Book Discovering the Deep

    Book Details:
  • Author : Jeffrey A. Karson
  • Publisher : Cambridge University Press
  • Release : 2015-04-23
  • ISBN : 052185718X
  • Pages : 431 pages

Download or read book Discovering the Deep written by Jeffrey A. Karson and published by Cambridge University Press. This book was released on 2015-04-23 with total page 431 pages. Available in PDF, EPUB and Kindle. Book excerpt: A beautifully illustrated reference providing fascinating insights into the hidden world of the seafloor using the latest deep-sea imaging.

Book The Boston Girl

    Book Details:
  • Author : Anita Diamant
  • Publisher : Simon and Schuster
  • Release : 2014-12-09
  • ISBN : 143919937X
  • Pages : 336 pages

Download or read book The Boston Girl written by Anita Diamant and published by Simon and Schuster. This book was released on 2014-12-09 with total page 336 pages. Available in PDF, EPUB and Kindle. Book excerpt: New York Times bestseller! An unforgettable novel about a young Jewish woman growing up in Boston in the early twentieth century, told “with humor and optimism…through the eyes of an irresistible heroine” (People)—from the acclaimed author of The Red Tent. Anita Diamant’s “vivid, affectionate portrait of American womanhood” (Los Angeles Times), follows the life of one woman, Addie Baum, through a period of dramatic change. Addie is The Boston Girl, the spirited daughter of an immigrant Jewish family, born in 1900 to parents who were unprepared for America and its effect on their three daughters. Growing up in the North End of Boston, then a teeming multicultural neighborhood, Addie’s intelligence and curiosity take her to a world her parents can’t imagine—a world of short skirts, movies, celebrity culture, and new opportunities for women. Addie wants to finish high school and dreams of going to college. She wants a career and to find true love. From the one-room tenement apartment she shared with her parents and two sisters, to the library group for girls she joins at a neighborhood settlement house, to her first, disastrous love affair, to finding the love of her life, eighty-five-year-old Addie recounts her adventures with humor and compassion for the naïve girl she once was. Written with the same attention to historical detail and emotional resonance that made Diamant’s previous novels bestsellers, The Boston Girl is a moving portrait of one woman’s complicated life in twentieth century America, and a fascinating look at a generation of women finding their places in a changing world. “Diamant brings to life a piece of feminism’s forgotten history” (Good Housekeeping) in this “inspirational…page-turning portrait of immigrant life in the early twentieth century” (Booklist).

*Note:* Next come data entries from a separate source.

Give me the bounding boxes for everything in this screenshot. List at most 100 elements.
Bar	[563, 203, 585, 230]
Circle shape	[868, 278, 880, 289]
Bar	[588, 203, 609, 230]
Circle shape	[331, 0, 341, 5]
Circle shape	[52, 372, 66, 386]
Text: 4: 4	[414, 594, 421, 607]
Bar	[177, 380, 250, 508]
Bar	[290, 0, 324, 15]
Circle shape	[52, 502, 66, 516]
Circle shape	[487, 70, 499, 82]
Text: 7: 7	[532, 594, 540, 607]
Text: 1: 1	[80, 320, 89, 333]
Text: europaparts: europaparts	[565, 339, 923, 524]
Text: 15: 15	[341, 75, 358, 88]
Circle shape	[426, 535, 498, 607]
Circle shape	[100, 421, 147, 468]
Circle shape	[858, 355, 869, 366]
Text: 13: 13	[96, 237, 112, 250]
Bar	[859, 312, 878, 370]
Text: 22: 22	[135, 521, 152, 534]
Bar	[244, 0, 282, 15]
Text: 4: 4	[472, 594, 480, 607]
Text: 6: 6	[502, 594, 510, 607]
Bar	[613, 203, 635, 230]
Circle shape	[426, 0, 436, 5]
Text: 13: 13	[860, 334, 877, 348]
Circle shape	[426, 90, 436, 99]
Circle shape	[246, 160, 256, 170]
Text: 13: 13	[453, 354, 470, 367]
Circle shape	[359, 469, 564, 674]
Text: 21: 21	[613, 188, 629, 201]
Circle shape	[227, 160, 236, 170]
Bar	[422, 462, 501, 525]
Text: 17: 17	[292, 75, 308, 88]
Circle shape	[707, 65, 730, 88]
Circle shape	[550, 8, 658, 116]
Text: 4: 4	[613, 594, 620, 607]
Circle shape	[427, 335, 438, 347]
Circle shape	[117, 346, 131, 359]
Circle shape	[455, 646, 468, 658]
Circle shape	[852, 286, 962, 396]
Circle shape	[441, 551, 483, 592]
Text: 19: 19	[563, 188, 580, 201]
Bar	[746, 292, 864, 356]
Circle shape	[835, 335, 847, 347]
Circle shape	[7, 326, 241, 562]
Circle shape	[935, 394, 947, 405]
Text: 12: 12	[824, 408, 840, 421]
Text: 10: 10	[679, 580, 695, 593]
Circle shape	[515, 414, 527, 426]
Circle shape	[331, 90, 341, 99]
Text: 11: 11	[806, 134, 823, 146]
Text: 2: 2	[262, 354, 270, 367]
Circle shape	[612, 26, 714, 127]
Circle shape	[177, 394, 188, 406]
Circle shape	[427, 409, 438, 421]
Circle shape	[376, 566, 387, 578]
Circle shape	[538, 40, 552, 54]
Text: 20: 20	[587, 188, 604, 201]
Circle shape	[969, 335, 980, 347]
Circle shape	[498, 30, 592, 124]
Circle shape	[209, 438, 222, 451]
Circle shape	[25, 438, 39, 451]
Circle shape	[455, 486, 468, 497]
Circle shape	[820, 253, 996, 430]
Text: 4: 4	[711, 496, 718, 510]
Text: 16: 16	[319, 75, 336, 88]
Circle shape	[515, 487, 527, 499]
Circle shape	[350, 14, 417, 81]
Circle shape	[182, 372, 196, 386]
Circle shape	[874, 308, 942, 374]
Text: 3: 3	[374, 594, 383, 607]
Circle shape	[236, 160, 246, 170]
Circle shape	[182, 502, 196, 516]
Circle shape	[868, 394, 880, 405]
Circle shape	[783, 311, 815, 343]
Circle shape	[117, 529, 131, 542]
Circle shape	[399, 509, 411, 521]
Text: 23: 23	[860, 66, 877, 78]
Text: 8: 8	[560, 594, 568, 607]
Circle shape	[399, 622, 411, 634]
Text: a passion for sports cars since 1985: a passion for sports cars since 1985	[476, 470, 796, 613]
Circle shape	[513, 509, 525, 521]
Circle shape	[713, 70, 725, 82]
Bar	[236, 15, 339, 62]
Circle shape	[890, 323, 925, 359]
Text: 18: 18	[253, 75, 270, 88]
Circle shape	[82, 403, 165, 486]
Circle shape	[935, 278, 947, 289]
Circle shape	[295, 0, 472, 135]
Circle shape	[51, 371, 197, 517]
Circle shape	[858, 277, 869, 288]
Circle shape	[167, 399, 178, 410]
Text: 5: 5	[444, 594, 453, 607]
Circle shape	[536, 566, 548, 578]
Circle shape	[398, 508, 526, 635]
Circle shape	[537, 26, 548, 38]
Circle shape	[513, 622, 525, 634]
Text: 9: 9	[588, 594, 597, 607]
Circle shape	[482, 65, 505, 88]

Book International Engineering History and Heritage

Download or read book International Engineering History and Heritage written by Jerry R. Rogers and published by . This book was released on 2001 with total page 528 pages. Available in PDF, EPUB and Kindle. Book excerpt: This collection contains 59 papers presented at the Third National Congress on Civil Engineering History and Heritage at the ASCE National Convention, held in Houston, Texas, October 10-13, 2001.